Data Factory with Minimal Human Effort Using VLMs
Jiaojiao Ye, Jiaxing Zhong, Qian Xie, Yuzhou Zhou, Niki Trigoni, Andrew Markham
TL;DR
This work tackles the data hunger of semantic segmentation by introducing Diffusion Synthesis, a training-free pipeline that couples Vision-Language Models with ControlNet to generate pixel-precise synthetic data. The approach uses three modules—Multi-way Prompt Generator, Mask Generator, and High-quality Image Selection—to produce diverse, high-fidelity image–mask pairs with minimal human effort, and balances real and synthetic data to train few-shot segmentation models. Empirical results on PASCAL-$5^i$ and COCO-$20^i$ show substantial improvements over prior diffusion-based methods (e.g., better mIoU and lower FID), demonstrating the practicality and effectiveness of automatic data synthesis for low-data regimes.

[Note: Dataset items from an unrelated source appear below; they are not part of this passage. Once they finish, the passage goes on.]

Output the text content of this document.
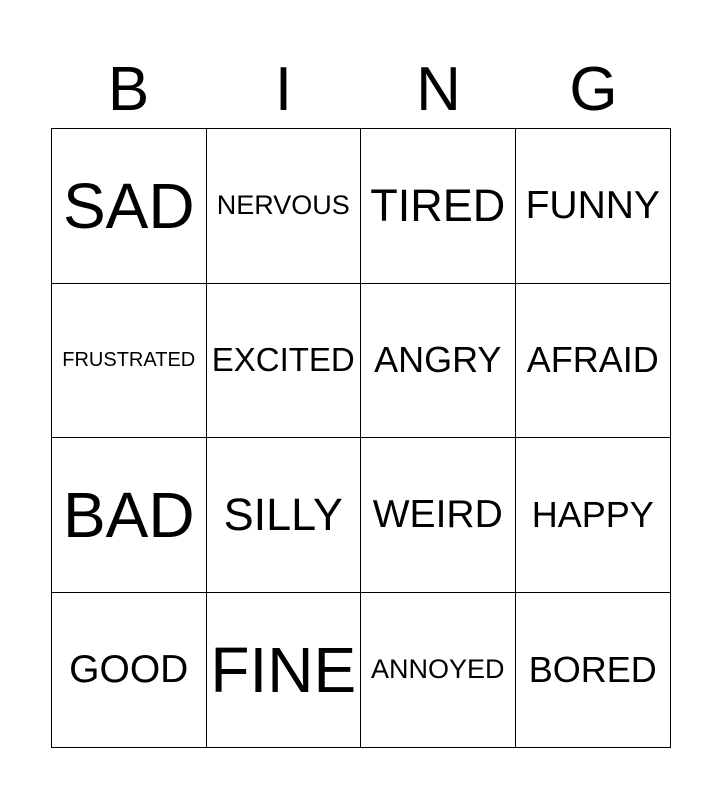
B	I	N	G
SAD NERVOUS TIRED FUNNY
FRUSTRATED EXCITED ANGRY AFRAID
BAD SILLY WEIRD HAPPY
GOOD FINE ANNOYED BORED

The work highlights the potential for domain-targeted, controllable augmentation to reduce labeling costs while boosting downstream performance, with limitations including biases from large multimodal models and task/domain sensitivity.
Abstract
Generating enough and diverse data through augmentation offers an efficient solution to the time-consuming and labour-intensive process of collecting and annotating pixel-wise images. Traditional data augmentation techniques often face challenges in manipulating high-level semantic attributes, such as materials and textures. In contrast, diffusion models offer a robust alternative, by effectively utilizing text-to-image or image-to-image transformation. However, existing diffusion-based methods are either computationally expensive or compromise on performance. To address this issue, we introduce a novel training-free pipeline that integrates pretrained ControlNet and Vision-Language Models (VLMs) to generate synthetic images paired with pixel-level labels. This approach eliminates the need for manual annotations and significantly improves downstream tasks. To improve the fidelity and diversity, we add a Multi-way Prompt Generator, Mask Generator and High-quality Image Selection module. Our results on PASCAL-5i and COCO-20i present promising performance and outperform concurrent work for one-shot semantic segmentation.